Conclusion: Creating a pay-to-win shortcut to endgame content is not a lucrative solution to generate revenue in a ‘Play-to-Earn’ economy.

2. Who needs FUN when you can earn MONEY?

One of the first frustrations I experienced in the world of ‘Play-to-Earn’ gaming, is that most of the first-generation games were not fun in the slightest. Many games consisted entirely of ‘click-and-wait’ mechanics, without any moving elements or requiring player skill whatsoever. But why do these games need to be fun, right? I mean, they’re called ‘Play-to-EARN’ games. Correct, but that’s precisely the problem.

When a ‘Play-to-Earn’ is released, it usually comes with a native crypto token.
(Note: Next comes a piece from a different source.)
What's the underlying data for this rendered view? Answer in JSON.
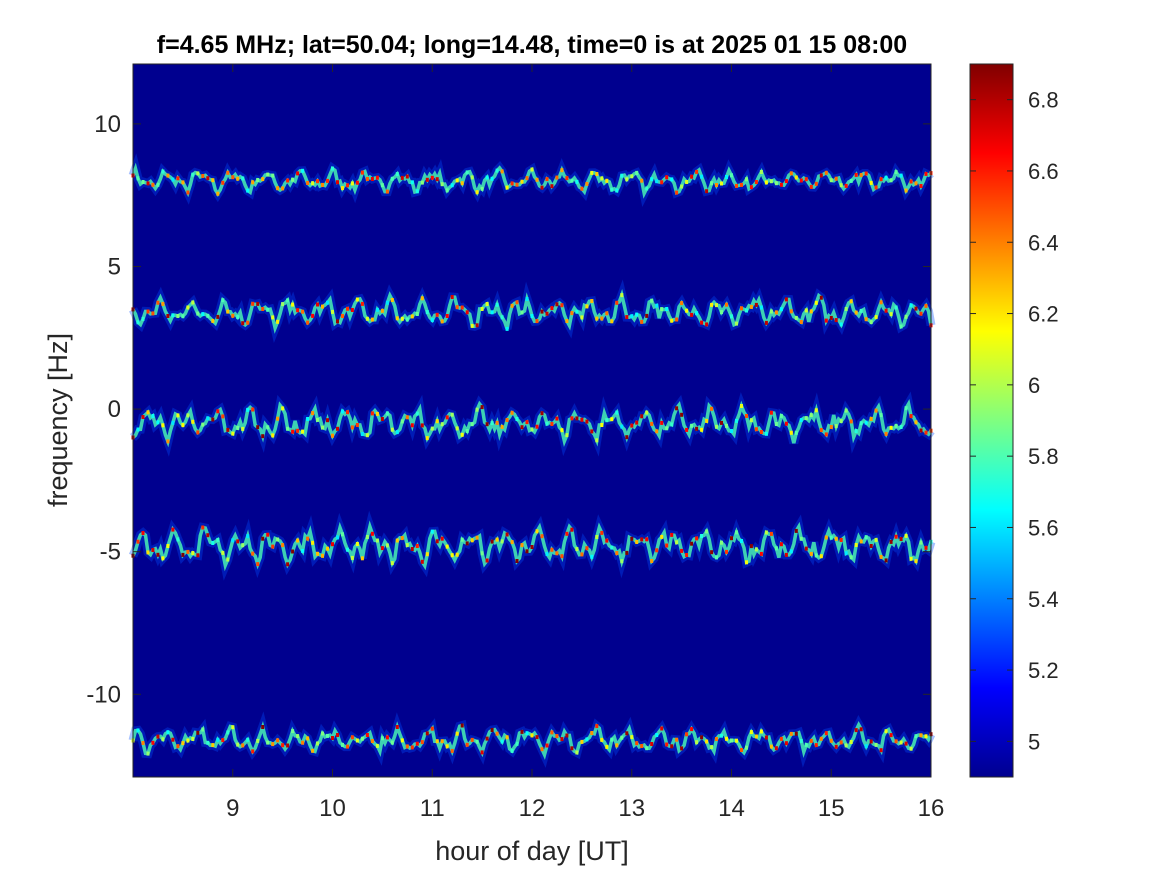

This crypto is custom-built to function within the game’s ecosystem. For the most part, the only utility of this token exists within the boundaries of the game; being used to buy things, received when selling things and converted to other currencies when ‘cashing out’ profits. The value of that token will be completely defined by supply and demand factors. Supply in this case meaning ‘how many people are trying to sell their game token’ and demand meaning ‘how many people want to buy the game token’.

Another factor is Total Supply, referring to the total amount of tokens in circulation. When the Total Supply increases (because new tokens are created), the value of each token will decrease if the demand is unchanged. This is called inflation.

A ‘Play-to-Earn game will attract many different types of player:

For simplicity sake, let’s categorise these groups into value injectors and value extractors.

Value injectors are gamers who want to spend their real-life money (FIAT) to buy things in the game. This can be anything from cosmetics, to unlocking restricted access, etc… In order to do so, they will exchange their FIAT to crypto (ETH/MATIC/etc…) and then they will trade that crypto (which has real-world demand and value) for the game crypto (which only has value in the game). This creates a demand pressure for the game token. With their newly bought game crypto, the player then buys some cosmetics from the game marketplace. Their tokens are then either burnt, or they are reverted back into a company owned wallet. Either way, this action reduces the total supply of the token, which is healthy for the economy as it increases the value of the tokens remaining in circulation.

Value extractors, on the other hand, are not the ones who bring their FIAT currency into the game economy. On the contrary, they are the ones who want to turn their game crypto into FIAT currency. They’ll play the game, investing as little as possible, and be rewarded game tokens in exchange for their time playing. They will then send the game tokens out of the ecosystem to a secondary marketplace, where they will sell it to the highest bidder for other crypto (ETH/MATIC/etc…). This creates a supply pressure for the game token.

'Play-to-Earn’ game economies are a zero-sum game. This means that for every person wanting to sell a game crypto token, there has to be another person wanting to buy that token. When a game isn’t fun, it will fail to attract value injectors. An economy that only has value extractors is an economy that is doomed to fail. Conclusion: Creating a game that is fun to play is absolutely crucial to the long-term success of a ‘Play-to-Earn’ game. An economy will never be self-sustainable without a healthy balance of value injectors and value extractors.